Specjalistyczne pomiary dotyczą głównie pływania, biegu i jazdy rowerem gdzie wraz z dodatkowymi sensorami uda się rozwinąć zapis treningu. Na rowerze będzie to np. rozkład balansu, czy nasza moc (z rowerowych czujników mocy). ANT+ pozwoli wyświetlać część wyników na komputerku pokładowym. Z kolei w wodzie urządzenie będzie śledzić dystans, powtórzenia, tempo, osobiste rekordy i punktację SWOLF. Współpraca z czytnikiem HRM-Pro włączy też we wszystko dokładniejszą analizę rytmu serca, o którego dokładność np. pod wodą wprost z nadgarstka dość trudno. Bardziej zaawansowani biegacze mogą połączyć działanie zegarka z modułem Running Dynamics Pod, by dorzucić info o kadencji i długości kroku biegowego. Jeszcze nie sprawdzałem potencjału nowego HRM-Pro, ale zdaje się, że i tu są opcje znane z Running Dynamics Pod (pewnie kiedyś poświęcę mu osobny post, więc dorzucę przekierowanie).

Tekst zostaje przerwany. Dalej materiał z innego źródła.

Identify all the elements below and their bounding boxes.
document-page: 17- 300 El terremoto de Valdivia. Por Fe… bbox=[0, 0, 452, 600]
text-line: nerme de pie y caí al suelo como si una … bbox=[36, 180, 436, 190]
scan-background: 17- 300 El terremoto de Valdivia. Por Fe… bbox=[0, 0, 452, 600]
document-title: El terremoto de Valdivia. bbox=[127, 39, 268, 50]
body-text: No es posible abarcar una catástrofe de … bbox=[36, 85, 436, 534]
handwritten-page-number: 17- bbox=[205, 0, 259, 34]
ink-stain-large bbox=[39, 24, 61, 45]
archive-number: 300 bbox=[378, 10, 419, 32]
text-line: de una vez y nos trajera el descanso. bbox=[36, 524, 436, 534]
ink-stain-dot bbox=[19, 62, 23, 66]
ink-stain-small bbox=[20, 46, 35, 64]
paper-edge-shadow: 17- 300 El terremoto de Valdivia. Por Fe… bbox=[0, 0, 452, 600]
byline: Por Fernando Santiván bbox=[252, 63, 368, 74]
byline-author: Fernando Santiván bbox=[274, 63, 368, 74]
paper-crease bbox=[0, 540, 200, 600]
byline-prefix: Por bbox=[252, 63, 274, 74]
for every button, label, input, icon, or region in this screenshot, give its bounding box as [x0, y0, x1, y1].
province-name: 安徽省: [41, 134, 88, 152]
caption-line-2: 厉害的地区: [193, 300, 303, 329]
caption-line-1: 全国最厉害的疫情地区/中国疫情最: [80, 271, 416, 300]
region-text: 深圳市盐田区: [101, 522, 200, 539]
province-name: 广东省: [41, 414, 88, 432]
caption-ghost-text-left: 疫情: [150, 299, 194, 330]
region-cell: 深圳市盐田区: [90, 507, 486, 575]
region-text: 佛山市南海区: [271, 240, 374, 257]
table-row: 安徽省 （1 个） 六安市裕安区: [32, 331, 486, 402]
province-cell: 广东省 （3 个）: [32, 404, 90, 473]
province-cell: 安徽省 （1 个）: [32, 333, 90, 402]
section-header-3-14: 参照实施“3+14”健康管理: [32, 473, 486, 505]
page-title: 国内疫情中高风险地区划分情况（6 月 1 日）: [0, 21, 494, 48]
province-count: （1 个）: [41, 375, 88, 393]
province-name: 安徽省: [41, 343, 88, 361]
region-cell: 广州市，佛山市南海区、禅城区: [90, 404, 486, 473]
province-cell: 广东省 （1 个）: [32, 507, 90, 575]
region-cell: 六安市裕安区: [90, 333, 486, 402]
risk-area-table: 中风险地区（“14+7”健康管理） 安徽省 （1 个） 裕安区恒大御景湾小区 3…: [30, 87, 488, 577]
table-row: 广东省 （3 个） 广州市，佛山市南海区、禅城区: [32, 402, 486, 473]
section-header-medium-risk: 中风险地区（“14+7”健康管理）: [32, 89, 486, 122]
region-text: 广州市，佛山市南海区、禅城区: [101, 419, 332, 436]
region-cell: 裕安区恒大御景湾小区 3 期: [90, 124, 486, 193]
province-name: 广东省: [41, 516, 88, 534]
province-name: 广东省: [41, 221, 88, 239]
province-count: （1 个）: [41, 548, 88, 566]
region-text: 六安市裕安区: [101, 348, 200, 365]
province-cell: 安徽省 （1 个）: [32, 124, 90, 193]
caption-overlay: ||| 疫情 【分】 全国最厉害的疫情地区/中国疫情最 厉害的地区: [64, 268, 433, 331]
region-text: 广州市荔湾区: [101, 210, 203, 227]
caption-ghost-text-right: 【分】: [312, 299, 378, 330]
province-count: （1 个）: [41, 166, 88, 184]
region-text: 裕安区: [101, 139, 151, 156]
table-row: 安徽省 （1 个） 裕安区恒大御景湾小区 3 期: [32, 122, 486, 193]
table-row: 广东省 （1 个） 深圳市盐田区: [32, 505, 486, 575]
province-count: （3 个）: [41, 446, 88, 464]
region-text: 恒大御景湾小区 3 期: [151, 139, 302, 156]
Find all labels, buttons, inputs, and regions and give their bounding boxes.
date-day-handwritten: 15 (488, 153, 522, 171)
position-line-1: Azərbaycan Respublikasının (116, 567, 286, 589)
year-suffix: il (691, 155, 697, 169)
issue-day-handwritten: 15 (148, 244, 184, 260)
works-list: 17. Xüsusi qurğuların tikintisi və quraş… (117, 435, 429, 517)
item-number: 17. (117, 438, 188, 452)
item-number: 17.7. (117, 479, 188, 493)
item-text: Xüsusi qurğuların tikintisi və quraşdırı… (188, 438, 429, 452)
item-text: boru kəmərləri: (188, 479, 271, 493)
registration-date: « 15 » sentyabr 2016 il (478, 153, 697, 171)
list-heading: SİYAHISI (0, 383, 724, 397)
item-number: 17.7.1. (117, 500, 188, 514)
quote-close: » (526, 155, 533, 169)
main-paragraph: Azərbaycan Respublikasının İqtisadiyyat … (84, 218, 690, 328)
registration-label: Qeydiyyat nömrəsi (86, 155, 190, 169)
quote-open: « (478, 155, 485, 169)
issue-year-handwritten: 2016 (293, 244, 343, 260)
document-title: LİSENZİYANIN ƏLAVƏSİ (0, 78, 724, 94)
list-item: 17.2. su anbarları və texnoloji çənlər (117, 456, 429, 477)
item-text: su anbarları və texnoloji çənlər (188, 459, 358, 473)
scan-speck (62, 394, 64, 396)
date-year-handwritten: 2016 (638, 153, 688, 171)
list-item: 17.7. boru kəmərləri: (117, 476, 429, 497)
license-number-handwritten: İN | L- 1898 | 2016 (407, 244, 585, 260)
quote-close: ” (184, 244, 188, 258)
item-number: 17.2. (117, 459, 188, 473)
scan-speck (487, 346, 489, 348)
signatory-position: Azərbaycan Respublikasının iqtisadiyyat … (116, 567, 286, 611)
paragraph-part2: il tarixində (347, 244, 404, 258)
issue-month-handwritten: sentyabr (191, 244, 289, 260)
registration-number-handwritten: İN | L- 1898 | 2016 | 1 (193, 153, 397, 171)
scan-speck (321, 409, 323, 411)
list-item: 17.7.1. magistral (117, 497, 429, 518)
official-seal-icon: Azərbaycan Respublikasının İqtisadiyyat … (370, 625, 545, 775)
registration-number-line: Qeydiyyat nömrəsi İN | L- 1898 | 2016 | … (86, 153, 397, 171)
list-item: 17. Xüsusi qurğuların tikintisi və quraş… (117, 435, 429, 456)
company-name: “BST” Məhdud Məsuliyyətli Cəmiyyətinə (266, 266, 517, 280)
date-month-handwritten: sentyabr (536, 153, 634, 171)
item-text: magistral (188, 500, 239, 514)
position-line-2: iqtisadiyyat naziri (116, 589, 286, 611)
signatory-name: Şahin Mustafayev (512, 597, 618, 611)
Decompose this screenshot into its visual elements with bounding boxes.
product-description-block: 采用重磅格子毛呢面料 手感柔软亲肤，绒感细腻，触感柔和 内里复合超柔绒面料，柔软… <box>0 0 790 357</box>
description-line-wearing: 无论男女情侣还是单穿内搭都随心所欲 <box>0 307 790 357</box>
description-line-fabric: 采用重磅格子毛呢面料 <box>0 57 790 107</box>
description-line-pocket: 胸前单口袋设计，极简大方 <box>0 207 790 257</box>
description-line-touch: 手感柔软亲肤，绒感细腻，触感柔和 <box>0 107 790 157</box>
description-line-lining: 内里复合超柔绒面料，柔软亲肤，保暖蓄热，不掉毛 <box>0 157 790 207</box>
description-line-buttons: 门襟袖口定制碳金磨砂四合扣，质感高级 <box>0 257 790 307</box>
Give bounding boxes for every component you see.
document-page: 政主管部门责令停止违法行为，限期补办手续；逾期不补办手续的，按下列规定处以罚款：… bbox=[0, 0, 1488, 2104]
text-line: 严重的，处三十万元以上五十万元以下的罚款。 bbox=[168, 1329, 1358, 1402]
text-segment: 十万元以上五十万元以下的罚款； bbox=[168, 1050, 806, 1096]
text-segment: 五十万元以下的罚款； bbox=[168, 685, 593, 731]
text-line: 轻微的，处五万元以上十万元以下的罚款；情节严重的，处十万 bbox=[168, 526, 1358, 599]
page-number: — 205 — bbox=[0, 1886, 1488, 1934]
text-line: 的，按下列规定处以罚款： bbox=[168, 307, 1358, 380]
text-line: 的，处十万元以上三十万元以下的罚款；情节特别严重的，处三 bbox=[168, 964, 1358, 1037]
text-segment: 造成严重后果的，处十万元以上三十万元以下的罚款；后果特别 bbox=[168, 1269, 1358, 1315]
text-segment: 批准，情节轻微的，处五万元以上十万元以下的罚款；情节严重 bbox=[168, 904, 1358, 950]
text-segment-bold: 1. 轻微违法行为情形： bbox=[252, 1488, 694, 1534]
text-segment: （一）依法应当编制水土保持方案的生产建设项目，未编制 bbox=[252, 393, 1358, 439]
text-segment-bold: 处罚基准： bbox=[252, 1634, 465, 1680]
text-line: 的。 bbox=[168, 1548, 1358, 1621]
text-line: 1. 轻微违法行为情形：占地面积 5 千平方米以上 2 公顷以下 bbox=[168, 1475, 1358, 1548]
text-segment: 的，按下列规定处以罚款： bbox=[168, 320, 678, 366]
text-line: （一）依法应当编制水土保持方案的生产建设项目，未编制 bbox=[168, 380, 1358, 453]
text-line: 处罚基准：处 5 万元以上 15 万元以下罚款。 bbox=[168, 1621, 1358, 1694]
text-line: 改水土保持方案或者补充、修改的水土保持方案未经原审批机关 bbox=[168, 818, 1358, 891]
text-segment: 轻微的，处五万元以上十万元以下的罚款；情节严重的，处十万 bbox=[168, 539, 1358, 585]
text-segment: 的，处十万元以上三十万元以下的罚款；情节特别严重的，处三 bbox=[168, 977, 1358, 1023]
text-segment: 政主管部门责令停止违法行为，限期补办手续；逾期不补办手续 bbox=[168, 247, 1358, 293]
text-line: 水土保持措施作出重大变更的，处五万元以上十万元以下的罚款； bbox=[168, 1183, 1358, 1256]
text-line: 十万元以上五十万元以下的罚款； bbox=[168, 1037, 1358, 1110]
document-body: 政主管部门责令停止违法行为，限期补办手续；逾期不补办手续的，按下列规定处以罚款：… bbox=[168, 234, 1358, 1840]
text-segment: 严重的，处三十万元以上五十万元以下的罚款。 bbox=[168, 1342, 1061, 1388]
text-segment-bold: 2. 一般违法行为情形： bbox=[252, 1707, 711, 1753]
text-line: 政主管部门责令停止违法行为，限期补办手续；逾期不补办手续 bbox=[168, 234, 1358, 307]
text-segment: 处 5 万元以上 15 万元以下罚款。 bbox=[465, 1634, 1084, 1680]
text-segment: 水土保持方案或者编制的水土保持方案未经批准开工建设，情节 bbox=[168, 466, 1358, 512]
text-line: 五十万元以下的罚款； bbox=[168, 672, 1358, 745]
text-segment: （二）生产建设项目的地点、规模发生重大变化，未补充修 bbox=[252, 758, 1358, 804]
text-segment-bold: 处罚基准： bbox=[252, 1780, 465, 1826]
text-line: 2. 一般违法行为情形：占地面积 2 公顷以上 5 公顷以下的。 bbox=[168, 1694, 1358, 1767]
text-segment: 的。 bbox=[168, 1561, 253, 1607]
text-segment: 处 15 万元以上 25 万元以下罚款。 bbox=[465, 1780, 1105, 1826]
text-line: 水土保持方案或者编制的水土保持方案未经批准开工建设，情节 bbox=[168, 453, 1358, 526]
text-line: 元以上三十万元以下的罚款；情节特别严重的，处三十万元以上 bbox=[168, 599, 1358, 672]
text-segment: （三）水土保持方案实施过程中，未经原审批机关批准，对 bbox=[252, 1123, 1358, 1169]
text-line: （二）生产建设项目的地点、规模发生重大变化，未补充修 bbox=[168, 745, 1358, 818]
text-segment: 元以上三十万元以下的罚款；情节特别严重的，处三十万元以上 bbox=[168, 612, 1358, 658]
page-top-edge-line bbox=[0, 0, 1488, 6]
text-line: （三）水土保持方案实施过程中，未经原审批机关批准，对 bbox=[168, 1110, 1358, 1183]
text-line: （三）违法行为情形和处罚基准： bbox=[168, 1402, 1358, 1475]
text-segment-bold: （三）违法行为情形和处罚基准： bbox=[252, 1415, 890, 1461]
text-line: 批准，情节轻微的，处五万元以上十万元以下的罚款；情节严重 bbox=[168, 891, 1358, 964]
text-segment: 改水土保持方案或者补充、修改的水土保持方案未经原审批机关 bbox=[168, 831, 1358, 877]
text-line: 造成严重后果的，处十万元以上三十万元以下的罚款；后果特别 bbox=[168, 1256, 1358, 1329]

sportowy zegarek Garmin Forerunner 745

Garmin Forerunner 745

Garmin Forerunner 745 ma ekranik 1.2 cala w rozdzielczości 240 x 240. To w sumie wystarczające dla danych z treningu, ale też smart funckji. To sportowy smartwatch, więc ma wszystkie niezbędne dodatki, które posłużą nam na co dzień (poza treningiem). Mam na myśli dostęp do sklepiku Connect IQ, płatności zbliżeniowe Garmin Pay, powiadomienia ze sparowanego smartfona, sterowanie muzyką lub jej zapis w pamięci (do 500 utworów). Jest też aplikacja Garmin Connect do pobierania treningów i kursów.. Bateria ma wystarczyć na 7 pracy w trybie inteligentnym (czyli z opisanymi wyżej rozwiązaniami w użytku). Aktywny GPS skróci czas do maksymalnie 16 godzin. Lokalizowanie pozycji w trybie oszczędnym to 21h w UltraTrac. Szczelność na wodę to certyfikat 5 ATM. Forerunner 745 śledzi też dokładnie sen (co przyda się do analizy regeneracji). Jest też monitoring spraw kobiecych.

Garmin Forerunner kosztuje ok. 2300 zł. To kilka stów więcej od wariantu 645, ale i kilka mniej od topowego 945. Fenixów nie liczę, bo to troszkę inna półka (choć cennik zbliżony).